The following is an excerpt from Mike Signer’s op-ed in today’s Richmond Times-Dispatch:
Bob McDonnell’s recent troubles have surprised me; when I first met McDonnell three years ago, I found him both thoughtful and careful — traits in scarce evidence today.
In January 2007, McDonnell keynoted a panel at the University of Richmond about a law review article I had written on the conflicts between governors and separately elected attorneys general. As deputy counselor to Gov. Mark Warner, I had been deeply troubled by the aggressive, ideological lawyers in then-Attorney General Jerry Kilgore’s office, who constantly challenged our positions. In an article for the University of Richmond Law Review, I proposed that Virginia allow governors, rather than attorneys general, to direct the legal strategy of state agencies.
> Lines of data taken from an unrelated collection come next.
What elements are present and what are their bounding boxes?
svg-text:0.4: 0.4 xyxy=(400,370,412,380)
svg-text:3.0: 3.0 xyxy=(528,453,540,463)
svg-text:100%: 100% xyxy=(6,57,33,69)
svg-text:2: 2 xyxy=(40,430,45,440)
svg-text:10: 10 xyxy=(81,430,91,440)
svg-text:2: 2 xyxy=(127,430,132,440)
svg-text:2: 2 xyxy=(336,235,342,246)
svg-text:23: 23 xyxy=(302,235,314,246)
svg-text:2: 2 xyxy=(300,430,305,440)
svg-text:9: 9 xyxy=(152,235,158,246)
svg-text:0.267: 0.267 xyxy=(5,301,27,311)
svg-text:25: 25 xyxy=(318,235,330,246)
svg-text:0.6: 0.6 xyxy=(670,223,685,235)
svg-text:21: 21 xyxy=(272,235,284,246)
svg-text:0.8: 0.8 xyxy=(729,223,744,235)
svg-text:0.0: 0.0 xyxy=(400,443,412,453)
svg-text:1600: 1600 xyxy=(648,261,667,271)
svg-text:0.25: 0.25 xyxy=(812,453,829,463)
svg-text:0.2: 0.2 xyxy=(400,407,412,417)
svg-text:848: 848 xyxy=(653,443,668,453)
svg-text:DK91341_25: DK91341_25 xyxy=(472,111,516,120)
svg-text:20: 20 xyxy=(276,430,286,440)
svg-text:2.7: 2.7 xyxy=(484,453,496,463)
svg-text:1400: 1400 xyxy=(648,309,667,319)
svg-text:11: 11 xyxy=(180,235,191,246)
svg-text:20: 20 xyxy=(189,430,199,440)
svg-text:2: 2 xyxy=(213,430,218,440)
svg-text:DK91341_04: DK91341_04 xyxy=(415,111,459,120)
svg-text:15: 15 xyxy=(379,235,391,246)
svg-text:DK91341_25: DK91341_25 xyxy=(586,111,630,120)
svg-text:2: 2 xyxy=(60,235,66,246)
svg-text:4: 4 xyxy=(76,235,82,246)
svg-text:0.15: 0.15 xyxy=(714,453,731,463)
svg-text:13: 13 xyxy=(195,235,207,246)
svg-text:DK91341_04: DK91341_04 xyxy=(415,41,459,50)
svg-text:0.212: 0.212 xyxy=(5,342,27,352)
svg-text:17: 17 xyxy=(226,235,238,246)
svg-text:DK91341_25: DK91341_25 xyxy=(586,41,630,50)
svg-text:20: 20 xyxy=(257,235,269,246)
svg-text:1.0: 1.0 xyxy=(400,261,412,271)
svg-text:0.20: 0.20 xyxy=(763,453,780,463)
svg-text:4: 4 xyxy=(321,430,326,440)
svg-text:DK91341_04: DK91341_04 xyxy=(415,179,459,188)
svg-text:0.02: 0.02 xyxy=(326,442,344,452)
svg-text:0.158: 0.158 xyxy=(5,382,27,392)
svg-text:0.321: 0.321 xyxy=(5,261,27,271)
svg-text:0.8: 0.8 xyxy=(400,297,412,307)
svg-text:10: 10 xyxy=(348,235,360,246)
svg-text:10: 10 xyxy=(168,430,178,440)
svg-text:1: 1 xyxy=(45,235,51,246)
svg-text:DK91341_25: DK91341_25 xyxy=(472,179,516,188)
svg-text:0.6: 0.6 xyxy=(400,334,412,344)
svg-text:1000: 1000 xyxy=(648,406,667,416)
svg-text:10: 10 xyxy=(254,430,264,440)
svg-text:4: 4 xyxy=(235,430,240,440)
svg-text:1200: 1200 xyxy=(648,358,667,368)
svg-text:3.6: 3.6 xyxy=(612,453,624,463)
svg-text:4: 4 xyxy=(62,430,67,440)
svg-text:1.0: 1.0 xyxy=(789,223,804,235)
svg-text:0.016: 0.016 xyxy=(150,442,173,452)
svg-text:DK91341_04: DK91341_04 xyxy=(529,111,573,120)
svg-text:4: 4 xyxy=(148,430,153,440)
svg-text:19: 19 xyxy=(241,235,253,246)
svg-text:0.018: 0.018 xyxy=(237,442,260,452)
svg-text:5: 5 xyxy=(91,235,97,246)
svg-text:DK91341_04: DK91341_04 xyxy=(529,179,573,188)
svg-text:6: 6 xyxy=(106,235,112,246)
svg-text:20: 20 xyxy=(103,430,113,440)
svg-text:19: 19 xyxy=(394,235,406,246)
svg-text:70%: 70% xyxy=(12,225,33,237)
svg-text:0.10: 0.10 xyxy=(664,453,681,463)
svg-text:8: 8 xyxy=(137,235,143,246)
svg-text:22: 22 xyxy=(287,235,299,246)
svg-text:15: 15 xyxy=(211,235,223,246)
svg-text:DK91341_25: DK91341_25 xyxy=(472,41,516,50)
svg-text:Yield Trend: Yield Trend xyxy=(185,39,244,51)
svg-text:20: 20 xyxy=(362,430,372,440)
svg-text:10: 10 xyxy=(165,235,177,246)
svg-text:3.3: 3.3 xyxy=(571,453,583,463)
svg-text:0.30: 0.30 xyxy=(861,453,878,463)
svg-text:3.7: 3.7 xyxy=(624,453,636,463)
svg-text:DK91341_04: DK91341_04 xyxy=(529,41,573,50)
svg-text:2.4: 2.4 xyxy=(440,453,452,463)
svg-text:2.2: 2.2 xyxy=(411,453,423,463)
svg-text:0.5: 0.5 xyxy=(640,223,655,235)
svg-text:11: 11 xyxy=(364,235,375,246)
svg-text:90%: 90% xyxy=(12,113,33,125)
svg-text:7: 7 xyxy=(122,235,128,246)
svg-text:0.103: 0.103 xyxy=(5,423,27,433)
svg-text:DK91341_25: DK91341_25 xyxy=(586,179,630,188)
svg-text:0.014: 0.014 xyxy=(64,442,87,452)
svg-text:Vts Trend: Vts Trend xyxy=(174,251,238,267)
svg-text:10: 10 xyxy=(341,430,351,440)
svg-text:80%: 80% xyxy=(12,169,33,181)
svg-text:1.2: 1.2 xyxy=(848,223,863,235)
McDonnell had been elected attorney general just a year before. Initially, his election seemed like a recipe for only more conflict between another Republican attorney general and Democratic governor. Yet while he’d planted a conservative flag or two, McDonnell had also studiously avoided legal and policy conflicts with the new Democratic governor, Tim Kaine.
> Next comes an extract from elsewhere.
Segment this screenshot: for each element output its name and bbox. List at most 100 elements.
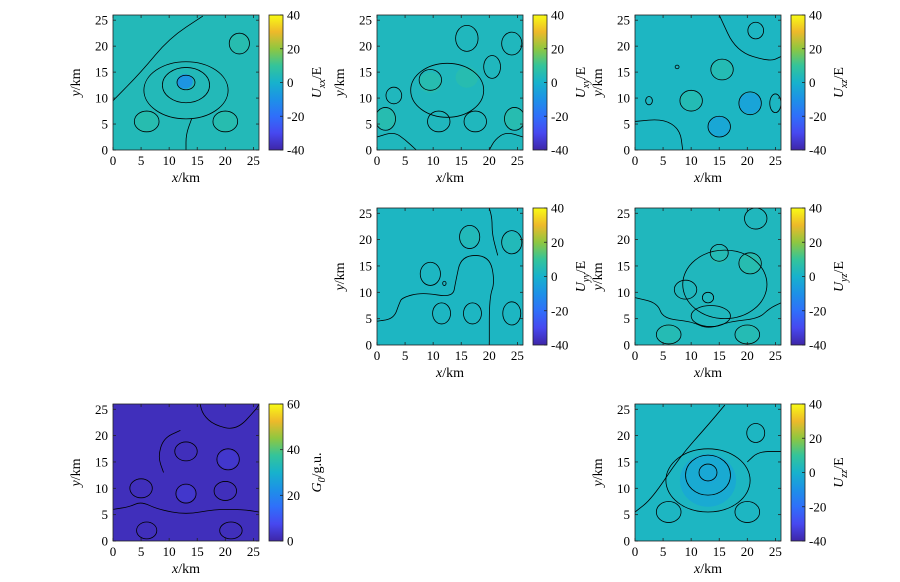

I hadn’t met McDonnell before and was curious about what he’d be like. From the moment he shook my hand and gave me a warm smile, I found him both personable and thoughtful. When he got behind the podium, he worked through my argument carefully. He cordially disagreed with my proposal, explaining that his very different approach from Kilgore meant a mandatory remedy was unnecessary. Like good Virginian gentlemen, we agreed to disagree.
Fast forward to today. In a few short weeks, Gov. McDonnell has abandoned his hallmark restraint and instead whipsawed all over the political map, delivering incoherent and incompetent governance in the process. Both Democrats and Republicans would do well to learn from McDonnell’s disastrous first 100 days.